Iran shells Komala party bases in Iraqi Kurdistan
HEWLÊR-Erbil, Iraqi Kurdistan region,— Iran’s Revolutionary Guards IRGC launched an artillery attack on Iranian Kurdish militant opposition bases in Iraq’s Kurdistan region on Saturday, Iranian state television reported.
“Headquarters of anti-Iranian terrorists” based in northern Iraq were targeted by the Guards, state TV said, in reference to Kurdish rebel groups based there.
Iran has blamed armed Iranian Kurdish dissidents of involvement in ongoing unrest in the country, particularly in the northwest where most of Iran’s up to 10 million Kurds live.
“These operations … will continue in order to ensure viable border security, punish criminal terrorists and hold officials (of the Kurdish Regional Government) accountable towards international regulations and their legal duties,” the Guards said in a televised statement.
The IRGC targeted Komala Party of Iranian Kurdistan facilities in Barbazin, near Sidakan in Erbil province, according to Iran’s semi-official Mehr news agency.
Iran shelled the same area in May as well.
Iranian officials have often called on the KRG to curb the activities of Iranian Kurdish groups in the area. They also say Israeli agents are based in the region, which is denied by KRG.
Iran has repeatedly targeted Kurdish rebel groups in Iraq’s Kurdish region. There have been frequent clashes in the remote and mountainous border region between Iranian security forces and militant groups opposed to the Tehran government.
In July 2022, Iran’s intelligence ministry said agents linked to Mossad who were arrested were also members of Komala, which seeks autonomy for Iranian Kurdistan (Rojhelat).
Komala is a Marxist group, who took up arms to establish a semi-autonomous Kurdish regional entities or Kurdish federal states in Iran, is outlawed in Iran since the Islamic revolution of 1979, has often clashed with Iranian security forces in northwestern province of Kurdistan, and other Kurdish-inhabited areas.
Komala was founded in 1969 and struggled against the government and policies of Shah for 12 years until 1979. After Iran’s 1979 revolution Komala began armed struggle against the new clerical regime. In 1983 Komala formed a political organization with other Iranian Marxist and socialist groups called the Communist Party of Iran and Komala became the branch of the party in Kurdistan.
But in 1991, a group broke off and established the Workers Communist Party. In 2000, the party experienced another split. A group broke off and established Komala. In recent years, yet another group walked away and formed the socialist party.
Ever since its emergence in 1979 the Islamic regime imposed discriminatory rules and laws against the Kurds in all social, political and economic fields.
Iran’s Kurdish minority live mainly in the west and north-west of the country. They experience discrimination in the enjoyment of their religious, economic and cultural rights.

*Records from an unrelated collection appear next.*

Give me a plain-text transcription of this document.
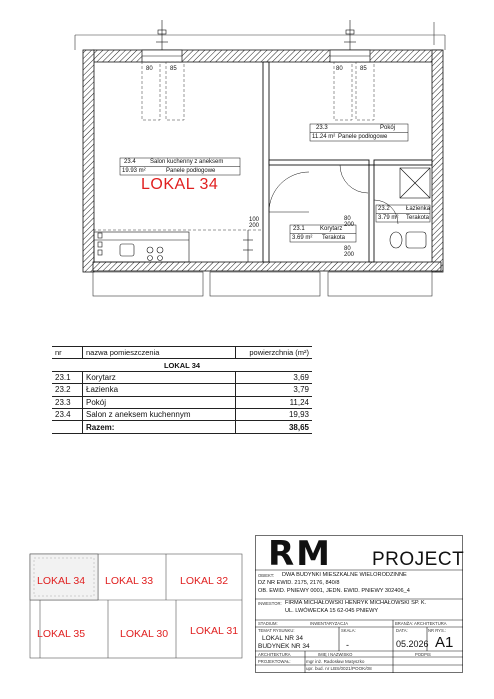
80	85	80	85
LOKAL 34
23.4 Salon kuchenny z aneksem
19.93 m²	Panele podłogowe
23.3	Pokój
11.24 m² Panele podłogowe
23.2	Łazienka
3.79 m² Terakota
23.1	Korytarz
3.69 m² Terakota
100
200
80
200
80
200
nr	nazwa pomieszczenia	powierzchnia (m²)
LOKAL 34		
23.1	Korytarz	3,69
23.2	Łazienka	3,79
23.3	Pokój	11,24
23.4	Salon z aneksem kuchennym	19,93
	Razem:	38,65
LOKAL 34 LOKAL 33	LOKAL 32
LOKAL 35	LOKAL 30 LOKAL 31
RM PROJECT
OBIEKT: DWA BUDYNKI MIESZKALNE WIELORODZINNE
DZ NR EWID. 2175, 2176, 840/8
OB. EWID. PNIEWY 0001, JEDN. EWID. PNIEWY 302406_4
INWESTOR: FIRMA MICHAŁOWSKI HENRYK MICHAŁOWSKI SP. K.
UL. LWÓWECKA 15 62-045 PNIEWY
STADIUM:	INWENTARYZACJA	BRANŻA: ARCHITEKTURA
TEMAT RYSUNKU:
LOKAL NR 34
BUDYNEK NR 34
SKALA:
-
DATA:
05.2026
NR RYS.:
A1
ARCHITEKTURA	IMIĘ I NAZWISKO	PODPIS
PROJEKTOWAŁ:	mgr inż. Radosław Matyszko
upr. bud. nr LBS/0021/POOK/08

Parents are banned from registering their babies with certain Kurdish names, and religious minorities that are mainly or partially Kurdish are targeted by measures designed to stigmatize and isolate them.
Kurds are also discriminated against in their access to employment, adequate housing and political rights, and so suffer entrenched poverty, which has further marginalized them.
Kurdish human rights defenders, community activists, and journalists often face arbitrary arrest and prosecution. Others – including some political activists – suffer torture, grossly unfair trials before Revolutionary Courts and, in some cases, the death penalty.
Estimate to over 12 million Kurds live in Iranian Kurdistan.